Vor Gericht wird heute ein blutiger Vorfall vom 6. Jänner 2026 verhandelt.Damals konsumierten der Mann und das spätere Opfer am Bahnhof Floridsdorf in der Nacht gemeinsam Kokain. Der amtsbekannte 28-Jährige hatte die Frau erst Anfang November 2025 kennengelernt.
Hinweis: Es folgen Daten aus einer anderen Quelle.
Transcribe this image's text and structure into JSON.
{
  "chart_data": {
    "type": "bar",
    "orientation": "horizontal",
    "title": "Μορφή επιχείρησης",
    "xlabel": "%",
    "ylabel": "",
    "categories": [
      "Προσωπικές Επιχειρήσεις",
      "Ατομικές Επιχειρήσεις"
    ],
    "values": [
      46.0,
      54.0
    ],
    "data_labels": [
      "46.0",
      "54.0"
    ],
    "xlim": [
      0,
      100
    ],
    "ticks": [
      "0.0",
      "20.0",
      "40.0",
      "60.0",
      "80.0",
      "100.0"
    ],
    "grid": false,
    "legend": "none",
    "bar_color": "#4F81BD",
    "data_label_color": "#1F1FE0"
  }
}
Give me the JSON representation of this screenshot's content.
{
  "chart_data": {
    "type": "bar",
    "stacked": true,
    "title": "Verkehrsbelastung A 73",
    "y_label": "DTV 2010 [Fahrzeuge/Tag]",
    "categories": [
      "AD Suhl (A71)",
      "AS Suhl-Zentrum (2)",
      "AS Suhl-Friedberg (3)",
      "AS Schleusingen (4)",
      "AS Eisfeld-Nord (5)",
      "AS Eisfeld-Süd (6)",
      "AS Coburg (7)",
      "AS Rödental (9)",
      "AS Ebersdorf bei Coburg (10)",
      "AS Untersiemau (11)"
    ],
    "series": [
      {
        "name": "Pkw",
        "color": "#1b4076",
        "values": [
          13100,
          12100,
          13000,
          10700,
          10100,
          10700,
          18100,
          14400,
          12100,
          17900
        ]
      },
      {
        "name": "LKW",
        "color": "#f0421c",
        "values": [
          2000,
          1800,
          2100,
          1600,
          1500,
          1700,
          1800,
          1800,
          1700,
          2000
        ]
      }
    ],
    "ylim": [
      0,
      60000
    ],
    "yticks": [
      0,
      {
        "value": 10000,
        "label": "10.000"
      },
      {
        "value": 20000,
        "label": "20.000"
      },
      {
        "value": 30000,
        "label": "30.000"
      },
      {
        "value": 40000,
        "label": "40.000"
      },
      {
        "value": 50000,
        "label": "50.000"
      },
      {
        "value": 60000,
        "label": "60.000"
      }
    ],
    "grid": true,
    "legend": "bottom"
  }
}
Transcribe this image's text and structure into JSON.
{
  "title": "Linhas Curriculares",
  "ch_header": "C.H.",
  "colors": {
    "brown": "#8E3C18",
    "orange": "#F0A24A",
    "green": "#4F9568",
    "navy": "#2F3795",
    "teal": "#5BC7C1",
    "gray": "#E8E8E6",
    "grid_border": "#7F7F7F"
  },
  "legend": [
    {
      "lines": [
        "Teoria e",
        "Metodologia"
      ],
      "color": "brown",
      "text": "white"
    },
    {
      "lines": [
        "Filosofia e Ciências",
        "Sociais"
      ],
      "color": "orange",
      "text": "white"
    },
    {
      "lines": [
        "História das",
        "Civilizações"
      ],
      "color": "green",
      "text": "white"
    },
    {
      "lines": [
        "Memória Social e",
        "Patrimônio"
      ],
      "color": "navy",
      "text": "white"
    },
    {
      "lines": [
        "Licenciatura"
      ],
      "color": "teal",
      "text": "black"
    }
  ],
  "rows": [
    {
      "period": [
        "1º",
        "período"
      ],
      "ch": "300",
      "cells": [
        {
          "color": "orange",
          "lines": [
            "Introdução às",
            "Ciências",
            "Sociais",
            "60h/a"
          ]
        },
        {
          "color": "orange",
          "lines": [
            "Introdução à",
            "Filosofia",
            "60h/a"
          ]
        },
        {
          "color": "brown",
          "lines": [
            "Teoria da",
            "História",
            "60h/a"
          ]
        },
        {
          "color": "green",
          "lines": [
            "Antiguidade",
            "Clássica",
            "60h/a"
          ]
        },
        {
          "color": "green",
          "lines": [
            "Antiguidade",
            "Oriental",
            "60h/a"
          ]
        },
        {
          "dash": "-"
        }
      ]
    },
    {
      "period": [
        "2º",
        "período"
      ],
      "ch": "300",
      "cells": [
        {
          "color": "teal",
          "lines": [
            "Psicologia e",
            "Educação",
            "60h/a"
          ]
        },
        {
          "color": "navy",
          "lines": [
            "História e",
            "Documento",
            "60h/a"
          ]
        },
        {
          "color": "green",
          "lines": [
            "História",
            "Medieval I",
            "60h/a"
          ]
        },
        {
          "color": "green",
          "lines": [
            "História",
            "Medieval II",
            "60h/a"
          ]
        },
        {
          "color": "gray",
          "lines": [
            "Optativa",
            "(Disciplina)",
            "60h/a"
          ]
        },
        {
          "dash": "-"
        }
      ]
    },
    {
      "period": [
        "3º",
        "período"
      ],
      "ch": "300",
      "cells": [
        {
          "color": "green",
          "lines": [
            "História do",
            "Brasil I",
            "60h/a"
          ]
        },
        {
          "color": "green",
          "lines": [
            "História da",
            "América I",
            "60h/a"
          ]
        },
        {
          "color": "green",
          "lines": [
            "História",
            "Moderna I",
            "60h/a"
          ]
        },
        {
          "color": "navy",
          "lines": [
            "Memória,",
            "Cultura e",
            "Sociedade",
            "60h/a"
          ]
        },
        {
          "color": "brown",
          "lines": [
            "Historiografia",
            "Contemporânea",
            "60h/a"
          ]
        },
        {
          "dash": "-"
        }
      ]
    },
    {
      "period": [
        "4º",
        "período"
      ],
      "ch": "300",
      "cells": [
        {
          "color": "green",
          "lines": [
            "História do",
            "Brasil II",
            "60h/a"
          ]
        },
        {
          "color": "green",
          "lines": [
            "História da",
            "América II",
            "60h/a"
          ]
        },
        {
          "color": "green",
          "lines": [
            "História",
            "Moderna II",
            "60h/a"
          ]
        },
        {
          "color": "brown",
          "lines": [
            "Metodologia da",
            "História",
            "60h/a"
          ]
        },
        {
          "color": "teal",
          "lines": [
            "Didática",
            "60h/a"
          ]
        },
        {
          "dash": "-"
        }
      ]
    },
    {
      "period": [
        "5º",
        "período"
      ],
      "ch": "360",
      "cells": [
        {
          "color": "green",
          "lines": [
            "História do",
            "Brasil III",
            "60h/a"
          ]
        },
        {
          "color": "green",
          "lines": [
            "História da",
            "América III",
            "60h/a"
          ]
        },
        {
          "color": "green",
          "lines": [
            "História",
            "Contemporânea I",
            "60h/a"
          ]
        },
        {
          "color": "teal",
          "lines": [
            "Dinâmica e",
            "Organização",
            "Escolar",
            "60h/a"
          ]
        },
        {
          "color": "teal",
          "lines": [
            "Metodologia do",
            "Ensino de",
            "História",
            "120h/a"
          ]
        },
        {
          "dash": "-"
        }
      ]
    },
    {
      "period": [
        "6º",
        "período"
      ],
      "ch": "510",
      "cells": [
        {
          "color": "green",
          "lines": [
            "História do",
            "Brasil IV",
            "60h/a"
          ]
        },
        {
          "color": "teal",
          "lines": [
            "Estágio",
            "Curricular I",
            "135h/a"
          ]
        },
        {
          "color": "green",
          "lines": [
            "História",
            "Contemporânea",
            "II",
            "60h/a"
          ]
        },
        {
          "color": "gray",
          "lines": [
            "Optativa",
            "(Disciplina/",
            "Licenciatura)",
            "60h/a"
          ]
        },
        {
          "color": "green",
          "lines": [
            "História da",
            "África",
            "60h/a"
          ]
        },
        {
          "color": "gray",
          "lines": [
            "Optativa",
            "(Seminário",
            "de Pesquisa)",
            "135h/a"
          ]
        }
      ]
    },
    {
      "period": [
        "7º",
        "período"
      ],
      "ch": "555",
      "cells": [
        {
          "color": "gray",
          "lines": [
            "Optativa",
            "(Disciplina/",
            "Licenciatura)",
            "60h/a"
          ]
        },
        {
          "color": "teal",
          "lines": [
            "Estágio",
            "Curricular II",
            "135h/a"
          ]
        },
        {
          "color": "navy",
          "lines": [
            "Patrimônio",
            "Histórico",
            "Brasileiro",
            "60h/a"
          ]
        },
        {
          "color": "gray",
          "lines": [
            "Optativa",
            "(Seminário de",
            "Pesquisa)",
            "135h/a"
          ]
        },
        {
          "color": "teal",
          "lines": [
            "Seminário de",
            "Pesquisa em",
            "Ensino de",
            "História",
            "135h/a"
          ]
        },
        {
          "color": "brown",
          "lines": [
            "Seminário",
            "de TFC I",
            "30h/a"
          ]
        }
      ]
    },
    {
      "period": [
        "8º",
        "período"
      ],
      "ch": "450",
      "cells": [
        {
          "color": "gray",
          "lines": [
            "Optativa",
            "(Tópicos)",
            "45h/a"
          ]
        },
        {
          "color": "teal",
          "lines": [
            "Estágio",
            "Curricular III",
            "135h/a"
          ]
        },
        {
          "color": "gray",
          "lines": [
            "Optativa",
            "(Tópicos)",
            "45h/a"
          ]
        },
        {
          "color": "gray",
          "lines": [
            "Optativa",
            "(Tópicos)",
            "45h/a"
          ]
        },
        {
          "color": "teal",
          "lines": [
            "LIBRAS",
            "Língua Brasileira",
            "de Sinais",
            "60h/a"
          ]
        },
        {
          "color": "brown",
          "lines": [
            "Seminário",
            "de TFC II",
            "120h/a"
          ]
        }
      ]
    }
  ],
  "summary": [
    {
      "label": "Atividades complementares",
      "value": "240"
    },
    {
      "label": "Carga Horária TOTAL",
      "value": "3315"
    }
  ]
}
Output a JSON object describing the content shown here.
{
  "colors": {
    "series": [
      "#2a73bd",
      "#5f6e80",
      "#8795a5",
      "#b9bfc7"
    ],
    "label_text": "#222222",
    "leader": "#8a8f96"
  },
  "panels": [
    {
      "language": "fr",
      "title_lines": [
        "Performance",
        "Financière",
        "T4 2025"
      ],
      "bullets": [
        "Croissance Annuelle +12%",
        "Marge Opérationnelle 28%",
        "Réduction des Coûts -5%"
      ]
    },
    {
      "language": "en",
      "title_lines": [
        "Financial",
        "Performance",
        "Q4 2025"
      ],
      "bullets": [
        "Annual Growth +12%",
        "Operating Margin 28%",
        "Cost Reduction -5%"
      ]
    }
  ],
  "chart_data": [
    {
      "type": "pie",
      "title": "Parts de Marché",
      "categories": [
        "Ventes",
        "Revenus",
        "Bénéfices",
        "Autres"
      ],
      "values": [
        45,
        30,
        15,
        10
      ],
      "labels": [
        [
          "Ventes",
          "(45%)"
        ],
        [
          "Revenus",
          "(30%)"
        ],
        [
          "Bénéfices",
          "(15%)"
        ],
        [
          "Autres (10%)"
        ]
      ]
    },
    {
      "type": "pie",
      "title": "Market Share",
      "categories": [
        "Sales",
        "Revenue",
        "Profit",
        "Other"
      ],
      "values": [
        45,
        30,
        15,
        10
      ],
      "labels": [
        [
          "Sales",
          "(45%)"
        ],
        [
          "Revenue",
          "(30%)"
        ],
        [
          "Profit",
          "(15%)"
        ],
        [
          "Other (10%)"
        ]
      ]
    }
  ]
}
Am Bahnhof sperrten sich die beiden angeblich in eine Kabine der Damentoilette ein und konsumierten weiter Drogen. Eine Kokainkugel behielt die Frau im Mund. Als sie diese nicht sofort herausgab, eskalierte die Situation. Der Angeklagte soll ihr mehrere wuchtige Faustschläge ins Gesicht versetzt haben. Die Frau ging zu Boden. Danach packte er sie, schlug ihren Kopf angeblich mehrmals gegen den Boden – bis sie das Bewusstsein verlor.
Die Folgen waren dramatisch: Die Frau erlitt eine Gehirnerschütterung, einen Bruch des rechten Jochbeins, eine Rissquetschwunde am Auge sowie eine Fraktur der Augenhöhlenwand. Dazu kam eine gefährliche Blutung über der äußeren Hirnhaut.
Der 28-Jährige ließ die Verletzte einfach liegen, flüchtete mit zwei Substitol-Tabletten im Wert von rund sechs Euro, auch die Bankomatkarte des Opfers nahm er mit. Die schwer verletzte Frau blieb in der Toilettenkabine zurück, wurde zum Glück gefunden – sie überlebte. Die Ermittler konnten den Mann rasch ausforschen.
Der 28-Jährige ist kein Unbekannter: Er soll neun Vorstrafen auf dem Kerbholz haben, sechs davon einschlägig – vor allem wegen Gewalt- und Vermögensdelikten. Zuletzt saß er eine Haftstrafe bis April 2022 ab. Vor seiner Festnahme lebte er vom AMS-Geld. Zu dem Vorfall selbst schwieg er bislang. Sowohl bei der Polizei als auch vor Gericht machte er von seinem Aussageverweigerungsrecht Gebrauch. Nun muss er sich wegen schweren Raubes und "Entfremdung unbarer Zahlungsmittel" vor einem Schöffengericht verantworten. Die Unschuldsvermutung gilt!